Despite losing the granddaddy of online genre fiction venues, SciFiction, it appears that the landscape is quite healthy.  There are many strong venues and new markets are popping up with what appears to be an increasing regularity.  (More research for another day.)  Several of the newer markets are paying “pro” rates or better. Time will tell if these have sustainable business plans or any degree of marketing savvy.  

Take it for what you will, but this year, Subterranean Magazine (#10) switched from print to online and I know of at least one more print magazine in the top fifteen preparing to do the same.  Is this a blip or a trend?  Who knows, but it will be exciting to watch.  It should definitely have an impact on the poll next year.

What do you think?  Polls are popularity contests.  Will online fiction start growing in popularity or merely hold its own?  How about the awards and year’s best anthologies?  Will we see more online stories represented?  When will the big three start entering the picture (in full, or more likely, in part) or will we have a new big three to replace them?  On a different note, should Locus break out fiction from non-fiction in the magazine category just like they do for books?

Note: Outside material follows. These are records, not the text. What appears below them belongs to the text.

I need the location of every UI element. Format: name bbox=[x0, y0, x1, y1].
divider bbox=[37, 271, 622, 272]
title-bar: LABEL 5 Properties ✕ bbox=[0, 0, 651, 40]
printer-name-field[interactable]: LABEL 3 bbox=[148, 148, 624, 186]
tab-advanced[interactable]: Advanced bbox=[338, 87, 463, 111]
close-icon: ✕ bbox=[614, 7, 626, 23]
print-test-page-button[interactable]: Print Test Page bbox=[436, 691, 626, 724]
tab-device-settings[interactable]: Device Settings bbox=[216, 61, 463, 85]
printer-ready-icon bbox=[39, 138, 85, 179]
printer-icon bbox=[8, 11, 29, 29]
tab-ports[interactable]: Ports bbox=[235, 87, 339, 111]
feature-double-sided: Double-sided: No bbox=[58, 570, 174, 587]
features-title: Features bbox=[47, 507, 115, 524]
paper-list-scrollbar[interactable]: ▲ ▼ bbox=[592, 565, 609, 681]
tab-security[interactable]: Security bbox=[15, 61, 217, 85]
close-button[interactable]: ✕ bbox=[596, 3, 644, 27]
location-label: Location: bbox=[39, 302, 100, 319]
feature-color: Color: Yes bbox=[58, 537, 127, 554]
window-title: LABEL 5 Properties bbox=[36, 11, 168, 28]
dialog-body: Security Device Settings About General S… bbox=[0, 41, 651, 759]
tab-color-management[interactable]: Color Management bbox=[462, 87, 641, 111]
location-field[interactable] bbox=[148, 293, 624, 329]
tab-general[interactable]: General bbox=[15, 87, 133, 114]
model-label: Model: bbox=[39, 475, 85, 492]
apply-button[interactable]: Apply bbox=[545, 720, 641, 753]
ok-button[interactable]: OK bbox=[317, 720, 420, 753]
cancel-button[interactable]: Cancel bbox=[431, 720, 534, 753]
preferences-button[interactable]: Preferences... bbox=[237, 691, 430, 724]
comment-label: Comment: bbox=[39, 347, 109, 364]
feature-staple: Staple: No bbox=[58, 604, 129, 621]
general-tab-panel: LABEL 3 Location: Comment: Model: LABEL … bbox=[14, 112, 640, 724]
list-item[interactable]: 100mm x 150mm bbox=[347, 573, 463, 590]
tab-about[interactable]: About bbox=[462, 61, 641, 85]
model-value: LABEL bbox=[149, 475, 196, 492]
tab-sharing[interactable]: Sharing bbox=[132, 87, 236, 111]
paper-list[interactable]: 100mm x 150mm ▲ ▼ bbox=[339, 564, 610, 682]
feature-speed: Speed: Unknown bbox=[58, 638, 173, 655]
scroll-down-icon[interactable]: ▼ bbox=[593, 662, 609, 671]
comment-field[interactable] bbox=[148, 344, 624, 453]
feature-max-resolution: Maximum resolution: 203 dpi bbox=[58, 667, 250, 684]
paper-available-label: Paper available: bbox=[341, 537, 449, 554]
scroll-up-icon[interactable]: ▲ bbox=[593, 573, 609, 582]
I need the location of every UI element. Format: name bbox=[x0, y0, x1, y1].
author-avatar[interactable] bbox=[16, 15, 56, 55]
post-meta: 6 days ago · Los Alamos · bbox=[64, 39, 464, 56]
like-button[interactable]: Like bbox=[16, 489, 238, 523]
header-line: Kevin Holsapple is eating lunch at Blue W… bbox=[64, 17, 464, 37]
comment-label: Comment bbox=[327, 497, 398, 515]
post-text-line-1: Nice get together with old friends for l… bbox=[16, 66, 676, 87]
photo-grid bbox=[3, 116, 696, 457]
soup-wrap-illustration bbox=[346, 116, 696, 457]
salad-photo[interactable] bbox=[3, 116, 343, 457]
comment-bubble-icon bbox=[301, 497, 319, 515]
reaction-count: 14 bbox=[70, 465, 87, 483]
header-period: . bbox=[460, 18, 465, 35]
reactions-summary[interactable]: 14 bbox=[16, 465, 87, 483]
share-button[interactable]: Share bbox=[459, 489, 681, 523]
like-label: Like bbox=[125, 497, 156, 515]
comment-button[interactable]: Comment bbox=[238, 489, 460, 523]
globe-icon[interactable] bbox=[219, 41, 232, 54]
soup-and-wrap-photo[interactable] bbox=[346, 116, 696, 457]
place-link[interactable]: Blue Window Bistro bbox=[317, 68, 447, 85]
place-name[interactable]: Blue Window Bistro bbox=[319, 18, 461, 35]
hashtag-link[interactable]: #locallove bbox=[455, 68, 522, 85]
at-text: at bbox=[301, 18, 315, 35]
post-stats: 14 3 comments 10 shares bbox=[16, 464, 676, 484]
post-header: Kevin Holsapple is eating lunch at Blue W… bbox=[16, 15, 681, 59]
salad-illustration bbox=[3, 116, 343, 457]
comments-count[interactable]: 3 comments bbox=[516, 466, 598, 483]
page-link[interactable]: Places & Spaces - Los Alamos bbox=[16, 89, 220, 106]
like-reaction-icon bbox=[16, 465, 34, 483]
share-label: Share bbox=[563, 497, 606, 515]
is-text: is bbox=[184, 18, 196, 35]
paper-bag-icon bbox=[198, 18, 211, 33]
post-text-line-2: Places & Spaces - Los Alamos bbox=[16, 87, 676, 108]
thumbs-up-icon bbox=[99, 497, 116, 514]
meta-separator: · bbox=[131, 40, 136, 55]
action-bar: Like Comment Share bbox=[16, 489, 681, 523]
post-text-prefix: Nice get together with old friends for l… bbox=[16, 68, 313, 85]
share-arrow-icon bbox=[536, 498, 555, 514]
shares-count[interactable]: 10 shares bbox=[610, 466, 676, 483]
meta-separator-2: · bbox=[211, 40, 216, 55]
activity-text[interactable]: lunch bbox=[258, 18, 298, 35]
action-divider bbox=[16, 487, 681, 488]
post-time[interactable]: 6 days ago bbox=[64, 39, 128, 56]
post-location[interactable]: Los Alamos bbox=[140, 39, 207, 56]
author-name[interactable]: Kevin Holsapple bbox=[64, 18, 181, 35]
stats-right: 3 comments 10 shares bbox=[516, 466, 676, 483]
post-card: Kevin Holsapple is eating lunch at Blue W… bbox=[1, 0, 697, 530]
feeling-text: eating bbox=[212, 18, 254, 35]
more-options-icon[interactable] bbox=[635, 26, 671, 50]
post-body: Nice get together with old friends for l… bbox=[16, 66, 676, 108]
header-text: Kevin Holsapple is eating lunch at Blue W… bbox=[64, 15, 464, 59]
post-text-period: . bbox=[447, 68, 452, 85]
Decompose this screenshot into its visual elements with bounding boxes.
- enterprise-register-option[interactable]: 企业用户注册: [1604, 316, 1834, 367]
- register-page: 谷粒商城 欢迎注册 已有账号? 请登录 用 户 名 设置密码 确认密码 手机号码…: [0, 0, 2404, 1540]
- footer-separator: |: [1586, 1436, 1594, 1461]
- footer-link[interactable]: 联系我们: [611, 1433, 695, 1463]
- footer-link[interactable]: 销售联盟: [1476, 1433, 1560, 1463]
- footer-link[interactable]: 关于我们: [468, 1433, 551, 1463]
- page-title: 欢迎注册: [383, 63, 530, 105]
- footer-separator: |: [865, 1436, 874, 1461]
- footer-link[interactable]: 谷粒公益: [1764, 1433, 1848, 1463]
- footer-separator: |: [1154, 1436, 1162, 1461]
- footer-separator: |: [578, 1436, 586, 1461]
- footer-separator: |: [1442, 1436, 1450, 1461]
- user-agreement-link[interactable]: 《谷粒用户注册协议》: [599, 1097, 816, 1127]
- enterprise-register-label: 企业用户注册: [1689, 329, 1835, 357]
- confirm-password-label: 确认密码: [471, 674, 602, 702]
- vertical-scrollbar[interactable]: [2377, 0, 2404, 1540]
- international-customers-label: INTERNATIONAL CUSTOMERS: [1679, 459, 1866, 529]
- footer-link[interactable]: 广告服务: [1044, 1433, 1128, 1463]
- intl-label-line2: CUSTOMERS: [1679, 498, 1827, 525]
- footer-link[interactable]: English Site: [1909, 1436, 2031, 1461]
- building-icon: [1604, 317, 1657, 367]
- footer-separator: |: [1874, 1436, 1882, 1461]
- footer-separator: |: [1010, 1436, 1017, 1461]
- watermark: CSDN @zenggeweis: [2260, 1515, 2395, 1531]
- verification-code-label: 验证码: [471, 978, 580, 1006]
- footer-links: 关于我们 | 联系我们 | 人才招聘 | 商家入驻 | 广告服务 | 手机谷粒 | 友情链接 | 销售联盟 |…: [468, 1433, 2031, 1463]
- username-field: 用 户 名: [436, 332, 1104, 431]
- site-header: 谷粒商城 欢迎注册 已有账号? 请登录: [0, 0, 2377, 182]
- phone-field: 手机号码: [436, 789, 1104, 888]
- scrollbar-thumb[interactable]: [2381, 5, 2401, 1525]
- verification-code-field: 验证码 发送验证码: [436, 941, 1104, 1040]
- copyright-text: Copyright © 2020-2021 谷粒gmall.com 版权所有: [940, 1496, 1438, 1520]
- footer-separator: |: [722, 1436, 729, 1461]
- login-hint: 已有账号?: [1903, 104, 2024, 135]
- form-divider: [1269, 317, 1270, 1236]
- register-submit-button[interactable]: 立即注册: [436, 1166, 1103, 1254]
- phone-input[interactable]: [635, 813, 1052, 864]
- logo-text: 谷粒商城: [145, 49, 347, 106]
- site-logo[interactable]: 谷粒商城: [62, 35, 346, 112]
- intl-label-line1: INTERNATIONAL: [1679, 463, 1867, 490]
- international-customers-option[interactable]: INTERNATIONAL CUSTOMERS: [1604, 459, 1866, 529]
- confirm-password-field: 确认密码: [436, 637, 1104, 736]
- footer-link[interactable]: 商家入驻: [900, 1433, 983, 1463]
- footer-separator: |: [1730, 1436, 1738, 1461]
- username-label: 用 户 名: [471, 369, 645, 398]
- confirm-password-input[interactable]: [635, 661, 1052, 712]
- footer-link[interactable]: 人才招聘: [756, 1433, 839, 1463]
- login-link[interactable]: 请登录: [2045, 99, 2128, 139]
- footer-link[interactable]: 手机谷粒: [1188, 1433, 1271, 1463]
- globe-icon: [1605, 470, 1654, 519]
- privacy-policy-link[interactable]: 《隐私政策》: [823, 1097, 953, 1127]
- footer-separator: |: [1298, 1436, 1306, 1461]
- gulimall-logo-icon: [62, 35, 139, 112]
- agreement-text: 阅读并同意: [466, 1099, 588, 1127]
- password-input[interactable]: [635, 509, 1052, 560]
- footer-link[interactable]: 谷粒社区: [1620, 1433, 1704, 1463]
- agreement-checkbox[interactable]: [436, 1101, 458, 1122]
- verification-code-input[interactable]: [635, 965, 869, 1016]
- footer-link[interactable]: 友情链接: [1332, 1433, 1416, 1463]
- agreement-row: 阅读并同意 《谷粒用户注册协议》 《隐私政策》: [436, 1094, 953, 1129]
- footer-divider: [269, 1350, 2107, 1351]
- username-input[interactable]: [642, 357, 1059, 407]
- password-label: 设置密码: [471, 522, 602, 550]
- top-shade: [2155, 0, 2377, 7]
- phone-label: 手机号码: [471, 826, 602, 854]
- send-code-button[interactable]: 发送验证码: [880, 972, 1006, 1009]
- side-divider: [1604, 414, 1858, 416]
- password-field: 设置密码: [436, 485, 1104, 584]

Locus Poll and Clarkesworld Magazine

The detailed results for the Locus Poll are out and I’m very pleased by Clarkesworld Magazine’s finish in the magazine category:

Clarkesworld placed 20th. (15 first place votes) [new to the poll]


We only published three issues in 2006 (6 stories), so this is completely unexpected.  Thanks to everyone who voted for us, especially those 15 people who submitted first place votes.  I hope we’re continuing to live up to your expectations.